Animal Collective is a band appreciated and loved by so many to the extent major news sites have gone off and done full features on what it is about the band that makes people fall in love. They are revered, praised, gushed upon by every major and minor music magazine and blog as though they are the second coming of the Beach Boys.
And that is exactly what they are: play two Beach Boys records at the same time and you have an Animal Collective album.
The boys have proven their merit with some truly exciting and great songs like "Who Could Win a Rabbit," "Grass" and "My Girls," but really, honestly, who listens to and enjoys a full album of their work? In an impromptu poll we've found the definitive answer: NOBODY WE KNOW.
The reason is simple: This is circus music. Its weird, uninterrupted repetition gets old. Fast. For all its color, it lacks character. For every single, there is a corresponding track like "Cuckoo Cuckoo."
Then we'll get the EPs -- boring collections of songs that go nowhere fast and fail to experiment or play. Tracks like "Street Flash" sound like something Tom Waits would have discarded on the cutting room floor. The tussle between avant-garde and pop is the supposed appeal of the band -- but is that even true? Is there anything actually pop about a band that loops shit and hollers like a drunken coked-out Brian Wilson?
For what's its worth, we think half their albums sound more suited to children's shows than Pitchfork ga-ga lists. And no, we're not stupid and we're not just being spiteful. We've listened to every album multiple times -- you don't not listen to the New York Time's second best album of the year.

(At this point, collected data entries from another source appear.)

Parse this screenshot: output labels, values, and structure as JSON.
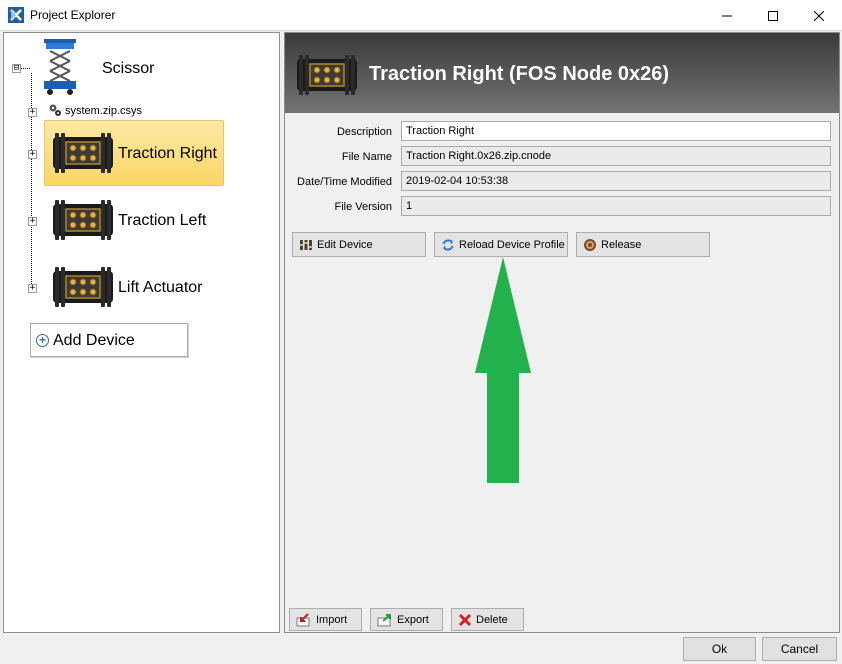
{
  "window": {
    "title": "Project Explorer",
    "icons": {
      "app": "app-logo-icon",
      "minimize": "minimize-icon",
      "maximize": "maximize-icon",
      "close": "close-icon"
    }
  },
  "tree": {
    "root": {
      "label": "Scissor",
      "icon": "scissor-lift-icon",
      "expander": "⊟"
    },
    "system_file": {
      "label": "system.zip.csys",
      "icon": "gears-icon",
      "expander": "+"
    },
    "devices": [
      {
        "label": "Traction Right",
        "icon": "controller-device-icon",
        "selected": true,
        "expander": "+"
      },
      {
        "label": "Traction Left",
        "icon": "controller-device-icon",
        "selected": false,
        "expander": "+"
      },
      {
        "label": "Lift Actuator",
        "icon": "controller-device-icon",
        "selected": false,
        "expander": "+"
      }
    ],
    "add_device": {
      "label": "Add Device",
      "icon": "plus-circle-icon"
    }
  },
  "detail": {
    "title": "Traction Right (FOS Node 0x26)",
    "icon": "controller-device-icon",
    "colors": {
      "header_top": "#3a3a3a",
      "header_bottom": "#737373",
      "title_text": "#ffffff",
      "selection": "#fbd666"
    },
    "fields": {
      "description": {
        "label": "Description",
        "value": "Traction Right"
      },
      "file_name": {
        "label": "File Name",
        "value": "Traction Right.0x26.zip.cnode"
      },
      "modified": {
        "label": "Date/Time Modified",
        "value": "2019-02-04 10:53:38"
      },
      "version": {
        "label": "File Version",
        "value": "1"
      }
    },
    "actions": {
      "edit": {
        "label": "Edit Device",
        "icon": "edit-device-icon"
      },
      "reload": {
        "label": "Reload Device Profile",
        "icon": "refresh-icon"
      },
      "release": {
        "label": "Release",
        "icon": "release-icon"
      }
    },
    "annotation": {
      "icon": "green-up-arrow-icon",
      "color": "#22b14c"
    },
    "bottom_actions": {
      "import": {
        "label": "Import",
        "icon": "import-icon"
      },
      "export": {
        "label": "Export",
        "icon": "export-icon"
      },
      "delete": {
        "label": "Delete",
        "icon": "delete-x-icon"
      }
    }
  },
  "dialog": {
    "ok": "Ok",
    "cancel": "Cancel"
  }
}
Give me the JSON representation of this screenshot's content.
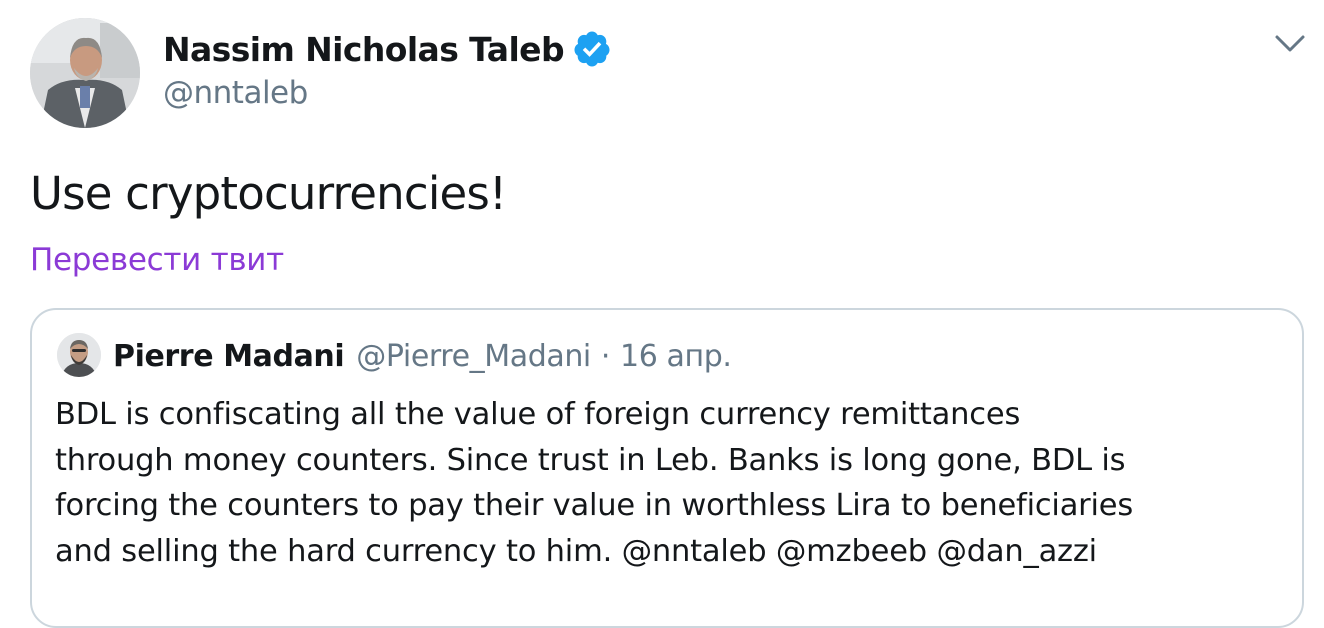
{
  "tweet": {
    "author": {
      "name": "Nassim Nicholas Taleb",
      "handle": "@nntaleb",
      "verified": true,
      "avatar_icon": "profile-photo"
    },
    "text": "Use cryptocurrencies!",
    "translate_link": "Перевести твит",
    "menu_icon": "chevron-down-icon"
  },
  "quoted_tweet": {
    "author": {
      "name": "Pierre Madani",
      "handle": "@Pierre_Madani",
      "avatar_icon": "profile-photo"
    },
    "separator": "·",
    "date": "16 апр.",
    "lines": [
      "BDL is confiscating all the value of foreign currency remittances",
      "through money counters. Since trust in Leb. Banks is long gone, BDL is",
      "forcing the counters to pay their value in worthless Lira to beneficiaries",
      "and selling the hard currency to him. @nntaleb @mzbeeb @dan_azzi"
    ]
  },
  "colors": {
    "text": "#14171a",
    "secondary": "#657786",
    "translate_link": "#8b3ad6",
    "verified_badge": "#1da1f2",
    "quote_border": "#ccd6dd"
  }
}
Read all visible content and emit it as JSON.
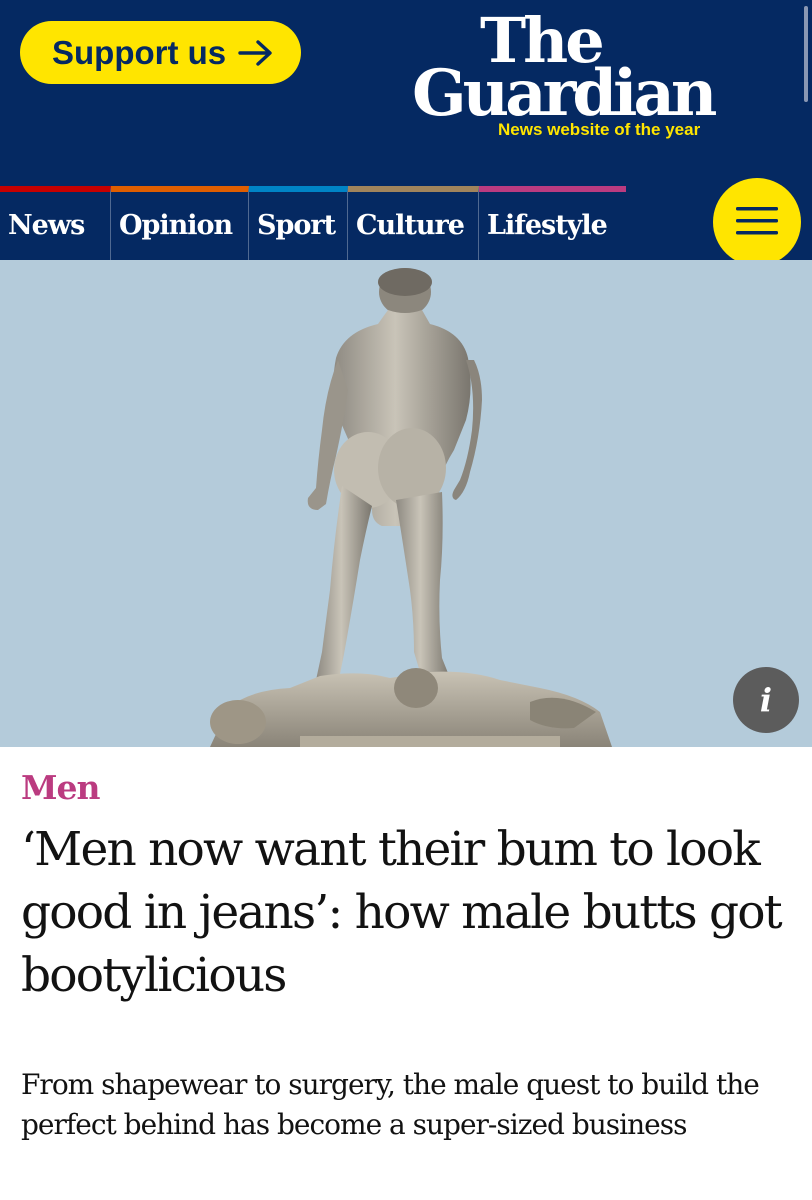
{
  "header": {
    "support_label": "Support us",
    "logo_line1": "The",
    "logo_line2": "Guardian",
    "tagline": "News website of the year",
    "menu_icon": "hamburger-menu-icon"
  },
  "nav": {
    "pillars": [
      {
        "label": "News",
        "color": "#c70000"
      },
      {
        "label": "Opinion",
        "color": "#e05e00"
      },
      {
        "label": "Sport",
        "color": "#0084c6"
      },
      {
        "label": "Culture",
        "color": "#a1845c"
      },
      {
        "label": "Lifestyle",
        "color": "#bb3b80"
      }
    ]
  },
  "hero": {
    "info_label": "i"
  },
  "article": {
    "kicker": "Men",
    "headline": "‘Men now want their bum to look good in jeans’: how male butts got bootylicious",
    "standfirst": "From shapewear to surgery, the male quest to build the perfect behind has become a super-sized business"
  },
  "colors": {
    "brand_blue": "#052962",
    "brand_yellow": "#ffe500",
    "lifestyle_pink": "#bb3b80",
    "sky": "#b4cbda"
  }
}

And all this listening hasn't gotten us anywhere on it. Even in the infant stages of the band, pre-hype, when were pretending to really be into Sung Tongs and Here Comes the Indian we didn't actually get it. Record scratches prove that the A side to Sung Tongs took considerable more abuse than the rest.
The weirdest thing about the Animal Collective following is that fans are so passionate and predisposed to like whatever the band does, and frankly, it hasn't done shit differently since Sung Tongs. There hasn't been a progression, a movement, each album is slightly weird, but not too weird. It's quirky, but not too quirky.
Without fail their singles will feature a well-placed hook in the midst of bellowing backwards vocal loop. We're not saying it's a bad thing, we're saying it's played out now. Boring. Insipid. Worse, the entire music listening world seems to think this is the greatest thing since the Beatles. which is pathetic.
When we think of great bands, we think of progression. We think of an album, a moment, a song that really steps out, but we just don't feel there is anything like that in Animal Collective's repertoire, which is fine for a five-year-lifespan pop band -- but claiming stake in with The Greatest requires a bit more in the pushing of boundaries department.